Rowan, by contrast, is more reserved. He prefers golf and long bike rides. Rather than sports teams, he owns two restaurants out in the Hamptons, Lulu Kitchen & Bar and Duryea’s. His emails and texts are notoriously terse. His usual signoff -- the “Mark of Zorro,” as one friend puts it -- is “TXMR.”
Harris has been fabulously successful as a dealmaker and investor. But Rowan is widely regarded the better strategist, as well as the financial engineer who has helped vault Apollo to the pinnacle of its industry.
Aron recalled how Rowan once approached an investment in Vail Resorts Inc., the Colorado ski outing business. Having noticed that snowfall was unusually light one season, he found special business insurance via Lloyds of London that eventually paid out handsomely.
“Only Marc Rowan would have thought of finding snow insurance,” said Aron.
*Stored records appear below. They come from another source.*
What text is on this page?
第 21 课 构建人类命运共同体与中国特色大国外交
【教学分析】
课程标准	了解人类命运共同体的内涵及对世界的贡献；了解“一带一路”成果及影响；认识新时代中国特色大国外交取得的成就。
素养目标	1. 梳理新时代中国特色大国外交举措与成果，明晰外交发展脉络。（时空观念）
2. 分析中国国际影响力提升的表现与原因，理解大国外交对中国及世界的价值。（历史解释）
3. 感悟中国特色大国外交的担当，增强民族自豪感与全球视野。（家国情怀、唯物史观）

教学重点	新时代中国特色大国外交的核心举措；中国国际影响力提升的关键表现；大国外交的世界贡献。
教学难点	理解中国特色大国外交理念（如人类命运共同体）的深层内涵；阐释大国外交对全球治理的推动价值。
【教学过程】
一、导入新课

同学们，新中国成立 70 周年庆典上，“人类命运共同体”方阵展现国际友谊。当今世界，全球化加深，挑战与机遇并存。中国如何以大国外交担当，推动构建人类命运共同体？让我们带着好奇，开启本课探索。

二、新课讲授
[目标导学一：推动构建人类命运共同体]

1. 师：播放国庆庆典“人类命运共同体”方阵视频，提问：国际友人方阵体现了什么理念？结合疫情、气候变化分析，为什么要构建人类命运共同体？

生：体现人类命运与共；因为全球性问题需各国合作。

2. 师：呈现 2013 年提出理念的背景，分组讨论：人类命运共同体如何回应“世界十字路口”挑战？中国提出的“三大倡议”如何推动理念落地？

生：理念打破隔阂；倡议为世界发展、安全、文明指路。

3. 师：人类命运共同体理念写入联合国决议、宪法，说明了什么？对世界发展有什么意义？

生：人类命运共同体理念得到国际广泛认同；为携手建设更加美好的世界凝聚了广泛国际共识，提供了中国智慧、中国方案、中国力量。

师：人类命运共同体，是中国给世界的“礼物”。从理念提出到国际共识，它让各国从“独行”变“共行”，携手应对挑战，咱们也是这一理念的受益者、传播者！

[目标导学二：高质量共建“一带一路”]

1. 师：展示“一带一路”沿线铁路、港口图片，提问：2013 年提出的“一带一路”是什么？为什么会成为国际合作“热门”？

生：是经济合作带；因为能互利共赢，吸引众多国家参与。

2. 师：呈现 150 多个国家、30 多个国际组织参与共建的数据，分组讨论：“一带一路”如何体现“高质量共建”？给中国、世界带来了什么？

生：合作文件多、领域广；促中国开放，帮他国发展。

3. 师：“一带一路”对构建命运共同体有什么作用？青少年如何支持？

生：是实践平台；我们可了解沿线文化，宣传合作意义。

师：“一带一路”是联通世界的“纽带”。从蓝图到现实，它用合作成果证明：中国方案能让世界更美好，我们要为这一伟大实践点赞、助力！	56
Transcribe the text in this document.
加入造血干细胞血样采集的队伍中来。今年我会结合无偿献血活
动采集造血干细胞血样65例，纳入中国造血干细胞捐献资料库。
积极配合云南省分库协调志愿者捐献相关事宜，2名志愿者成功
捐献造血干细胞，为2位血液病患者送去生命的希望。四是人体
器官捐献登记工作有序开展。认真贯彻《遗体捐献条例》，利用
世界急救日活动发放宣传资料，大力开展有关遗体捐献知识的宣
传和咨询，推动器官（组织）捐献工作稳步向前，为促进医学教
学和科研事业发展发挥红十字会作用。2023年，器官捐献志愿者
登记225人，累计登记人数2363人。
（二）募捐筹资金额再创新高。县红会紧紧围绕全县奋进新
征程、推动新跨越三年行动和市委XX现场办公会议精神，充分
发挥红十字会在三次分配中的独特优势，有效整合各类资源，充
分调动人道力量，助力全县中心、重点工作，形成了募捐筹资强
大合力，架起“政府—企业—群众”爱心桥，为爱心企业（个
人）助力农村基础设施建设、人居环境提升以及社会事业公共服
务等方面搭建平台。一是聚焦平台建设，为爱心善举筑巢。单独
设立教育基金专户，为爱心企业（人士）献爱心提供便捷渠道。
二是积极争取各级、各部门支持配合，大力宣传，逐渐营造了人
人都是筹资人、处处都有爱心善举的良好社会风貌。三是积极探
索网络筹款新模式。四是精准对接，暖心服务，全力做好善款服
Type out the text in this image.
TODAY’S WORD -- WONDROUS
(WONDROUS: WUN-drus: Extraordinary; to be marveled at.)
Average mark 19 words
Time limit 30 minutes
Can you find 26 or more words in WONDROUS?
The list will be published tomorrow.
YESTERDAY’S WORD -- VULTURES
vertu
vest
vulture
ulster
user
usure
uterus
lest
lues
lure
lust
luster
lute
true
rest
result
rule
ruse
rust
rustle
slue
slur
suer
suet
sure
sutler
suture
Rowan’s greatest triumph has been Athene Holding Ltd., Apollo’s money machine. Taking a page from Warren Buffett’s play book, Rowan devised the insurance company to throw off vast sums that Apollo could then use for investments. Athene is one reason that Apollo today is the envy of the private-equity business.
“He is usually thinking three steps ahead,” Eric Zinterhofer, a former member of Apollo’s private-equity team, said of Rowan.
Apollo’s strategist has stirred controversy along the way. The investment firm’s relationship with Athene, for instance, has prompted scrutiny over fees and potential conflicts of interests.
During the bankruptcy of Caesars Entertainment Corp., meantime, a court-appointed examiner found that Apollo and Rowan had crossed the line by shifting assets away from lenders (Apollo and Rowan denied any wrongdoing).
Apollo investors don’t seem to mind. Several years ago, Rowan told a nonprofit group that people keep pouring money into Apollo because it delivers good returns.
“Notwithstanding the fact they might not like what we are doing, strategy-wise,” Rowan added.
On Wednesday’s call with analysts, Rowan vowed that Apollo would be more transparent after all the headlines over Black’s dealings with Epstein. An internal investigation found Epstein never did business with Apollo itself.
“Proper governance and transparency are going to be essential to play the role that we are supposed to play in this marketplace,” said Rowan.